Unrecognized and untreated, teenage depression can have long-lasting consequences that affect a child's future, at school and at work.

A national study assessing levels of teenage depression involving 4,648 boys and girls ages 10 to 18 was published this fall in The Archives of Pediatric and Adolescent Medicine. The authors, Dr. Sherry Glied of Columbia University's Mailman School of Public Health and Dr. Daniel S. Pine of the National Institute of Mental Health, found higher rates of absenteeism, smoking and binge-eating among those with depressive symptoms, even after taking into account factors like poverty and traumatic events.

In the worst situation, depressed teenagers may take their own lives. Since 1995, the number of suicides among teenagers is estimated to have tripled, to as many as 2,500 each year.

Suicide is the third-leading cause of death among people 15 to 24, behind accidents and homicides. In the 1999 Youth Risk Behavior Surveillance Survey, nearly one student in five of high school age had seriously considered suicide in the previous year.

Recognizing Trouble
It is easy to dismiss the signs of teenage depression as merely a phase or the mood swings of adolescence. And teenagers may be reluctant to admit they're depressed, seeing the disorder as a sign of weakness, notes Dr. Alice R. McCarthy in her excellent book, "Healthy Teens: Facing the Challenges of Young Lives" (Bridge Communications, $14.95).

Even their closest friends may fail to notice the subtle or masked signs of serious teenage depression, or, if they do notice, they find other explanations, like having a bad teacher or losing a boyfriend.

Depression can cause fatigue or interfere with the ability to concentrate. Or the teenagers may become irritable, angry, bored, excessively guilty or anxious. There may be frequent outbursts of shouting, complaining or crying, and talk of leaving home.

In some depressed adolescents, the emotional turmoil shows up in physical complaints like chronic or frequent headaches, muscle pains, tiredness or stomachaches.
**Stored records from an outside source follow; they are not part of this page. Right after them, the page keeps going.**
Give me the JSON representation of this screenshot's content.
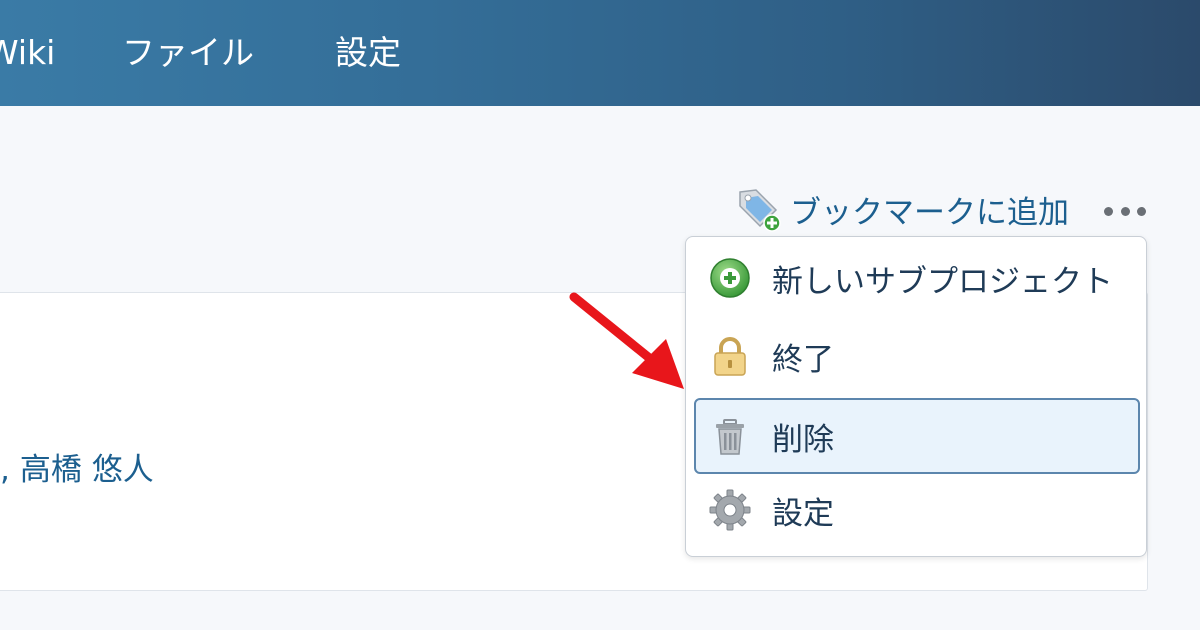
{
  "nav": {
    "items": [
      {
        "label": "Wiki"
      },
      {
        "label": "ファイル"
      },
      {
        "label": "設定"
      }
    ]
  },
  "actions": {
    "bookmark_label": "ブックマークに追加",
    "more_icon": "ellipsis-icon"
  },
  "content": {
    "members_separator": ",",
    "member_name": "高橋 悠人"
  },
  "menu": {
    "items": [
      {
        "label": "新しいサブプロジェクト",
        "icon": "add-circle-icon"
      },
      {
        "label": "終了",
        "icon": "lock-icon"
      },
      {
        "label": "削除",
        "icon": "trash-icon",
        "highlighted": true
      },
      {
        "label": "設定",
        "icon": "gear-icon"
      }
    ]
  },
  "colors": {
    "nav_gradient_start": "#3a7ba6",
    "nav_gradient_end": "#2b4a6b",
    "link": "#1c5f8f",
    "highlight_bg": "#e9f3fc",
    "highlight_border": "#5c86ad",
    "annotation_arrow": "#e8161b"
  }
}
Sometimes a teenager may exhibit more classical signs of depression, like a significant change in eating habits, appetite or body weight, difficulty sleeping or oversleeping (12 to 14 hours a day), a persistent sad mood, loss of energy, feelings of worthlessness, withdrawal from friends and previously enjoyed activities, or thoughts or talk of death or suicide.

If five or more of these symptoms persist for two weeks, professional attention is warranted. Such attention is mandatory for anyone who attempts or threatens suicide.